怪異宇都宮釣天井の作品情報・感想・評価

「怪異宇都宮釣天井」に投稿された感想・評価

中川信夫氏監督作品との事で鑑賞
刀で女がぶった切られるシーンも何の変哲もなく
内容そのものから普通の時代劇といった感じ。
中川監督のセンスで描いた作品が観たかったな。
猫がちょっと可哀想だったので-☆2

◇◇備忘録・あらすじのみコメント欄に記載◇◇
mitakosama

mitakosamaの感想・評価

2.9
中川信夫ということで見たが、なんか不思議な話…と思ってwikiで調べたら
「宇都宮城釣天井事件」なる事が実際に起きていたのか!

宇都宮藩主が吊天井を仕掛け徳川秀忠の暗殺を図ったという罪をきせられ流罪となった事件があったのだと。へぇ〜

映画では2代将軍秀忠でなく、3代将軍家光に変更されている。この変更の理由はよく判らないわ。日光東照宮に参拝したさいに宇都宮に寄った点は一緒みたいだが。

宇都宮藩本多家の家老と、豪商の鍵屋ナンチャラが結託してクーデターを起こそうというプランらしいが…
暗殺にしては幾らなんでも回りくどい…職人や石屋を総動員して館に大掛かりな吊天井を仕掛け、口止めの為にこき使った職人らを始末するって…
そんな非現実的な話あるか?????

将軍家の隠密剣士が宇都宮の不穏な陰謀を探り、豪商の用心棒も暗躍し、家老は街娘を妾にしようと拐かそうとしたり、石屋の娘が実は由緒ある家柄だったり、割と盛りだくさん。
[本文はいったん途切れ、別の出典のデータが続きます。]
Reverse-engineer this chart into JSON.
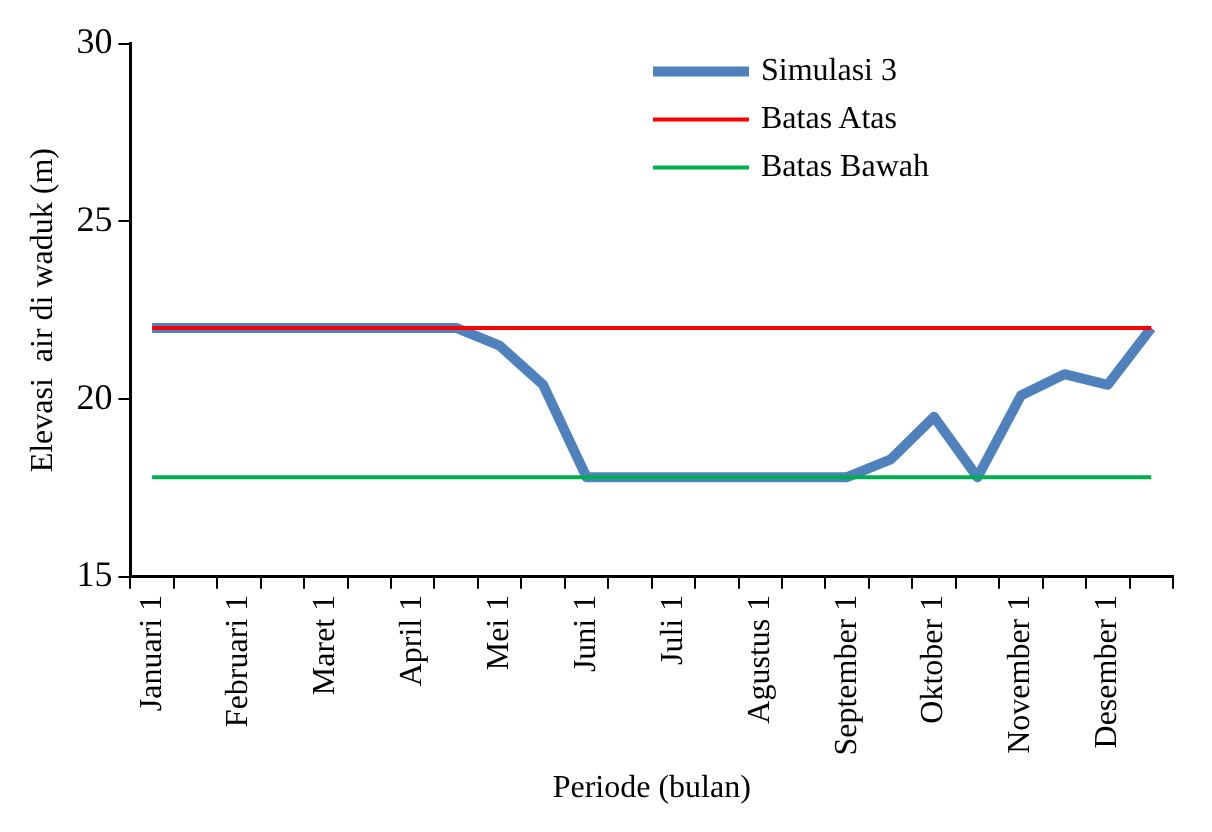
{
  "chart_data": {
    "type": "line",
    "xlabel": "Periode (bulan)",
    "ylabel": "Elevasi  air di waduk (m)",
    "categories": [
      "Januari 1",
      null,
      "Februari 1",
      null,
      "Maret 1",
      null,
      "April 1",
      null,
      "Mei 1",
      null,
      "Juni 1",
      null,
      "Juli 1",
      null,
      "Agustus 1",
      null,
      "September 1",
      null,
      "Oktober 1",
      null,
      "November 1",
      null,
      "Desember 1",
      null
    ],
    "series": [
      {
        "name": "Simulasi 3",
        "color": "#4f81bd",
        "values": [
          22,
          22,
          22,
          22,
          22,
          22,
          22,
          22,
          21.5,
          20.4,
          17.8,
          17.8,
          17.8,
          17.8,
          17.8,
          17.8,
          17.8,
          18.3,
          19.5,
          17.8,
          20.1,
          20.7,
          20.4,
          22
        ]
      },
      {
        "name": "Batas Atas",
        "color": "#ff0000",
        "values": [
          22,
          22,
          22,
          22,
          22,
          22,
          22,
          22,
          22,
          22,
          22,
          22,
          22,
          22,
          22,
          22,
          22,
          22,
          22,
          22,
          22,
          22,
          22,
          22
        ]
      },
      {
        "name": "Batas Bawah",
        "color": "#00b050",
        "values": [
          17.8,
          17.8,
          17.8,
          17.8,
          17.8,
          17.8,
          17.8,
          17.8,
          17.8,
          17.8,
          17.8,
          17.8,
          17.8,
          17.8,
          17.8,
          17.8,
          17.8,
          17.8,
          17.8,
          17.8,
          17.8,
          17.8,
          17.8,
          17.8
        ]
      }
    ],
    "ylim": [
      15,
      30
    ],
    "yticks": [
      15,
      20,
      25,
      30
    ],
    "grid": false,
    "legend": "top right",
    "marker": "none",
    "line_style": "solid"
  }
}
しかも後半にちょっとだけ怪談ぽいニュアンスもある。うーん。でも正直ちょっと蛇足。タイトルにある“怪異”は別に要らなかったんじゃないか???
ALABAMA

ALABAMAの感想・評価

2.3

このレビューはネタバレを含みます

新東宝配給、Mr.怪談中川信夫監督作品。
将軍家の隠密である利根柳太郎は、城下の不穏な空気を感じ取る。ある夜、大工棟梁である藤衛門の娘が鍵屋の若者どもと顔を頭巾で覆った黒住典膳という腕の立つ男に誘拐された。間一髪の所で柳太郎がこれを阻止、娘は寺に預けられることになった。そして柳太郎は不穏な動きの調査を始め、ある計画を知る。それは豪商鍵屋主人の甚兵衛と宇都宮藩家老の川村靱負による徳川家光公暗殺の陰謀であった。暗殺の方法も至って大胆、城の広間を改築し天井を釣天井とした。天井を落として家光公を圧死させるというもの。この謀略を知った柳太郎は家光公の行列に赴き、事の次第を報告。敢えて宇都宮の城へ行き、見事謀略を失敗させる。
タイトルを見る限り怪談話なのかと思ったが、そうでもなかった。確かに怪談要素は多少見受けられたが、多くは勧善懲悪コテコテの時代劇。正義と悪の出会い、陰謀の存在、ちょっとした色恋沙汰、戦い、解決という流れを踏んでいる。所謂斬った張ったのチャンバラ映画。
不満点を述べるとすると、演出に対する違和感。ここでこの画はないだろうとか、馬の走りの大ロングの尺が長い、カット割りが滑らかではない、間が違和感、エスタブリッシングショットが必要な場面でない若しくはあってもよくわからない、そしてそれに対するフォローがない、立ち回りの場面で刀がどう観ても竹光などなど。結構、重要な所で不満点が出てしまっている気もするが、勉強になる部分もあった。
ワンショットワンショットは丁寧に、そしてお金をかけて作り込まれた荘厳な力を持っている。また立ち回りのシーンではカメラの動き、役者の動きを大きくし、そしてショットを割らないことで凄みと迫力が出ている。冒頭部分のクレジットシーンではカメラはゆらゆらと彷徨うように後退する。観ている者の後ろから流れ出してくるような画からは、この先に起こる展開を感覚的に予想させる不気味な臭いを感じ取った(予想は大ハズレだったが)。
総合的な評価で言うとオススメはしないが、80分と短めな映画なので休日にサクッと観てみるもの良いのではないだろうか。